Изменить размер шрифта - +
А я даже не понимала, что у нас идет борьба. Я думала, мы ищем дорогу друг к другу. И той ночью… — Всплыли воспоминания, и дрогнул голос. Она взяла себя в руки и сохранила дистанцию. — После той ночи мне казалось, будто мы нашли эту дорогу. Ты рассказал, что мучает тебя. Согласна, может быть, я была слишком настойчива, но я думала, что ты доверишься моей любви. Я забыла, что ты не можешь быть с теми, кто любит тебя. Потому что любить — значит быть близкими. — Слезы катились по щекам, но она не обращала на них внимания и продолжала тихим, полным боли голосом: — Последние двадцать лет ты отвергал любого, кто старался приблизиться к тебе. И сейчас при виде распахнутых для объятий рук ты повертываешься к ним спиной. Так иди. Покажи спину. Но мои руки больше для тебя не распахнуты, потому что нет смысла.
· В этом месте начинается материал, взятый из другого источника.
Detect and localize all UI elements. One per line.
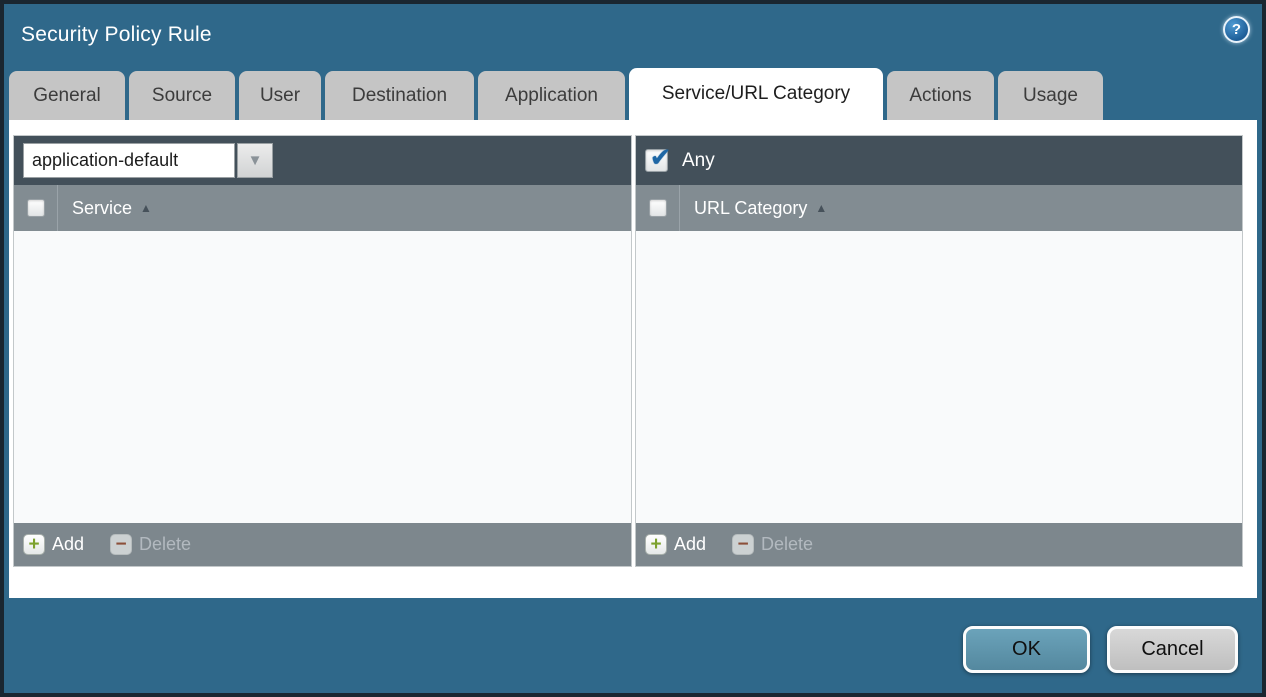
service-add-button[interactable]: + Add (23, 534, 84, 555)
service-add-label: Add (52, 534, 84, 555)
titlebar: Security Policy Rule (4, 4, 1262, 66)
tab-usage[interactable]: Usage (998, 71, 1103, 120)
url-category-delete-label: Delete (761, 534, 813, 555)
add-icon: + (645, 534, 667, 555)
cancel-button[interactable]: Cancel (1107, 626, 1238, 673)
dialog-footer: OK Cancel (4, 598, 1262, 693)
url-category-delete-button[interactable]: − Delete (732, 534, 813, 555)
url-category-column-label[interactable]: URL Category (694, 198, 807, 219)
url-category-panel-footer: + Add − Delete (636, 523, 1242, 566)
service-panel: ▼ Service ▲ + Add − Delete (14, 136, 631, 566)
tab-source[interactable]: Source (129, 71, 235, 120)
url-category-panel-header: ✔ Any (636, 136, 1242, 185)
help-icon-glyph: ? (1232, 21, 1241, 38)
url-category-select-all-checkbox[interactable] (649, 199, 667, 217)
service-select-all-cell (14, 185, 58, 231)
service-delete-button[interactable]: − Delete (110, 534, 191, 555)
tab-user[interactable]: User (239, 71, 321, 120)
url-category-column-header: URL Category ▲ (636, 185, 1242, 231)
any-label: Any (682, 150, 715, 172)
sort-asc-icon: ▲ (815, 201, 827, 215)
service-type-dropdown-button[interactable]: ▼ (237, 143, 273, 178)
url-category-list-body[interactable] (636, 231, 1242, 523)
service-panel-footer: + Add − Delete (14, 523, 631, 566)
tab-service-url-category[interactable]: Service/URL Category (629, 68, 883, 120)
tab-actions[interactable]: Actions (887, 71, 994, 120)
service-type-input[interactable] (23, 143, 235, 178)
ok-button[interactable]: OK (963, 626, 1090, 673)
tab-application[interactable]: Application (478, 71, 625, 120)
service-delete-label: Delete (139, 534, 191, 555)
service-select-all-checkbox[interactable] (27, 199, 45, 217)
service-type-combo: ▼ (23, 143, 273, 178)
service-column-label[interactable]: Service (72, 198, 132, 219)
url-category-panel: ✔ Any URL Category ▲ + Add − Delete (636, 136, 1242, 566)
tab-strip: General Source User Destination Applicat… (4, 66, 1262, 120)
sort-asc-icon: ▲ (140, 201, 152, 215)
service-panel-header: ▼ (14, 136, 631, 185)
service-list-body[interactable] (14, 231, 631, 523)
delete-icon: − (110, 534, 132, 555)
service-column-header: Service ▲ (14, 185, 631, 231)
add-icon: + (23, 534, 45, 555)
help-icon[interactable]: ? (1223, 16, 1250, 43)
tab-content: ▼ Service ▲ + Add − Delete (9, 120, 1257, 598)
security-policy-rule-dialog: Security Policy Rule ? General Source Us… (0, 0, 1266, 697)
dialog-title: Security Policy Rule (21, 23, 212, 47)
any-checkbox[interactable]: ✔ (645, 149, 668, 172)
url-category-select-all-cell (636, 185, 680, 231)
checkmark-icon: ✔ (650, 144, 672, 170)
chevron-down-icon: ▼ (248, 152, 263, 169)
url-category-add-label: Add (674, 534, 706, 555)
url-category-add-button[interactable]: + Add (645, 534, 706, 555)
tab-destination[interactable]: Destination (325, 71, 474, 120)
tab-general[interactable]: General (9, 71, 125, 120)
delete-icon: − (732, 534, 754, 555)
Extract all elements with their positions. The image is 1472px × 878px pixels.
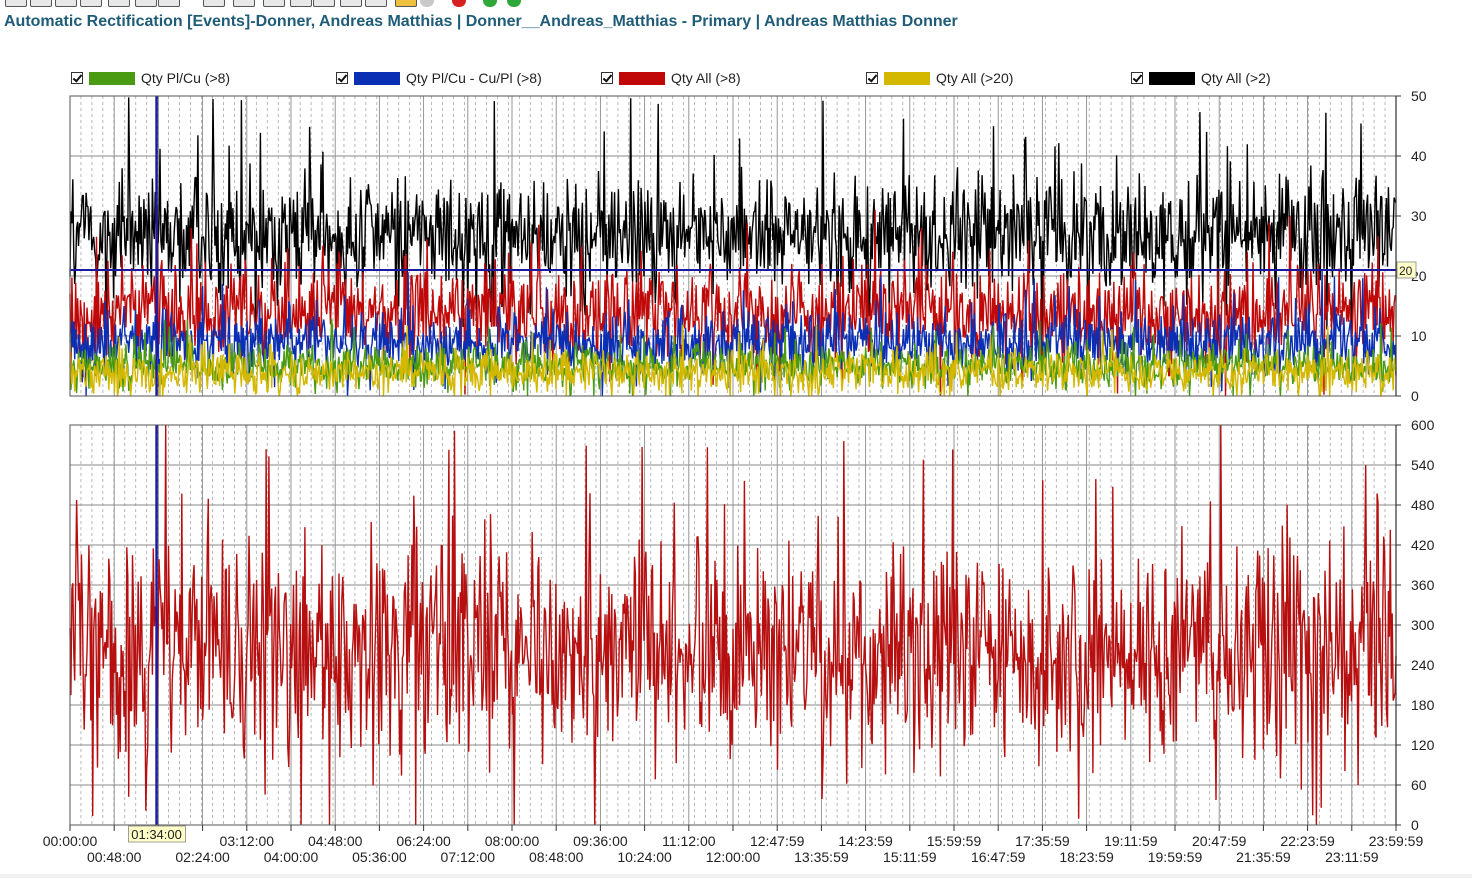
x-tick-label: 04:00:00 [264, 849, 319, 865]
x-tick-label: 20:47:59 [1192, 833, 1247, 849]
y-tick-label: 240 [1411, 657, 1435, 673]
x-tick-label: 11:12:00 [662, 833, 716, 849]
x-tick-label: 17:35:59 [1015, 833, 1070, 849]
x-tick-label: 08:48:00 [529, 849, 584, 865]
x-tick-label: 09:36:00 [573, 833, 628, 849]
x-tick-label: 06:24:00 [396, 833, 451, 849]
x-tick-label: 14:23:59 [838, 833, 893, 849]
y-tick-label: 120 [1411, 737, 1435, 753]
x-tick-label: 10:24:00 [617, 849, 672, 865]
x-tick-label: 04:48:00 [308, 833, 363, 849]
x-tick-label: 03:12:00 [220, 833, 275, 849]
horizontal-scrollbar[interactable] [0, 874, 1472, 878]
y-tick-label: 360 [1411, 577, 1435, 593]
x-tick-label: 15:11:59 [883, 849, 937, 865]
x-tick-label: 16:47:59 [971, 849, 1026, 865]
x-tick-label: 05:36:00 [352, 849, 407, 865]
y-tick-label: 180 [1411, 697, 1435, 713]
y-tick-label: 600 [1411, 417, 1435, 433]
chart-area[interactable]: 0102030405020060120180240300360420480540… [0, 0, 1472, 878]
y-tick-label: 60 [1411, 777, 1427, 793]
x-tick-label: 00:00:00 [43, 833, 98, 849]
y-tick-label: 540 [1411, 457, 1435, 473]
y-tick-label: 0 [1411, 388, 1419, 404]
threshold-label: 20 [1399, 264, 1413, 278]
y-tick-label: 420 [1411, 537, 1435, 553]
x-tick-label: 19:11:59 [1104, 833, 1158, 849]
x-tick-label: 18:23:59 [1059, 849, 1114, 865]
x-tick-label: 07:12:00 [441, 849, 496, 865]
x-tick-label: 00:48:00 [87, 849, 142, 865]
x-tick-label: 13:35:59 [794, 849, 849, 865]
y-tick-label: 300 [1411, 617, 1435, 633]
x-tick-label: 12:47:59 [750, 833, 805, 849]
y-tick-label: 50 [1411, 88, 1427, 104]
x-tick-label: 08:00:00 [485, 833, 540, 849]
x-tick-label: 15:59:59 [927, 833, 982, 849]
y-tick-label: 30 [1411, 208, 1427, 224]
y-tick-label: 40 [1411, 148, 1427, 164]
x-tick-label: 19:59:59 [1148, 849, 1203, 865]
x-tick-label: 23:11:59 [1325, 849, 1379, 865]
x-tick-label: 22:23:59 [1280, 833, 1335, 849]
x-tick-label: 23:59:59 [1369, 833, 1424, 849]
x-tick-label: 21:35:59 [1236, 849, 1291, 865]
y-tick-label: 10 [1411, 328, 1427, 344]
x-tick-label: 02:24:00 [175, 849, 230, 865]
x-tick-label: 12:00:00 [706, 849, 761, 865]
cursor-time-label: 01:34:00 [131, 827, 182, 842]
y-tick-label: 0 [1411, 817, 1419, 833]
y-tick-label: 480 [1411, 497, 1435, 513]
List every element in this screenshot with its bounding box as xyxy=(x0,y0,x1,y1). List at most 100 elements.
— Но ведь на самом деле ты так не считаешь, — тихо пробормотал он.

— Думаешь? Почему же я не могу так считать? Помнишь, что ты написал в записке? «Я умею приносить только боль». Это правда. Но я была слишком тупой, чтобы понять это. Нам лучше бы оставаться чужими.

— Теперь нам уже никогда не быть чужими, — спокойно заметил он.

— Почему? Потому что у меня будет твой ребенок?

— Не только. Есть такое, чего мы не можем забыть. Я пытался забыть. Ночь за ночью старался стереть из памяти, что ты для меня значишь. Но не смог. Если бы ничего не случилось, я бы все равно вернулся умолять тебя о прощении. Просить начать все снова.

— Слова, — вздохнула Энджи.

— Это значит, что ты не веришь мне?

— Не знаю, — хрипло проговорила она. — Я знаю только одно: слишком поздно для слов. Когда-то я так хотела выйти за тебя замуж. Теперь я знаю: выйти за тебя замуж было бы фатальной ошибкой. Бернардо, пожалуйста, уходи.

— Я уйду, но это не конец. Сегодня мы ни о чем не договорились. Так легко я тебя не брошу.

Она проводила его глазами, когда он шел к двери и напоследок оглянулся и встретился с ней взглядом. Она вытерла слезы и обнаружила, что ничего не чувствует — слишком устала. Этот разговор мог бы измучить ее. Но не измучил, потому что она уже была выжата как лимон. Ей хотелось только одного — лечь и уснуть. И больше не думать и не чувствовать.

 

 

Энджи понимала, что проблемы, с которыми она столкнулась в городе, будут лишь усугубляться. Так и вышло. В Монтедоро все догадывались, что Бернардо — отец ее ребенка. И вот он вернулся.

— Они не сомневались, что он собирается сделать из меня «честную женщину», — с горечью рассказывала Энджи встревоженной Хедер, которая навестила ее.

— А он что, не собирается?

— Ох, он хочет. Это я не хочу делать его честным мужчиной.

— Вы оба загнали себя в тупик. Выход может найти только Баптиста, как это случилось со мной. — Хедер похлопала себя по животу. Она на три месяца обгоняла Энджи, у которой беременность еще не была видна.

— По-моему, даже Баптиста вряд ли тут может помочь, — тихо сказала Энджи.

— Пожалуй, пока Бернардо не попросит ее, — согласилась Хедер. — А он не хочет. Ты же знаешь, какой он.

Когда в городе сообразили, что Бернардо вернулся, но не объявил о немедленной свадьбе, люди начали с подозрением смотреть на Энджи, хотя осуждать пока что не решались — она была слишком популярна.

Бернардо сказал, что он ее не бросит, но вроде бы держался на расстоянии. Однажды вечером она вернулась с позднего вызова и нашла его у своего парадного входа. Он стоял, прислонившись к двери. Энджи слишком устала, чтобы спорить, и позволила ему войти.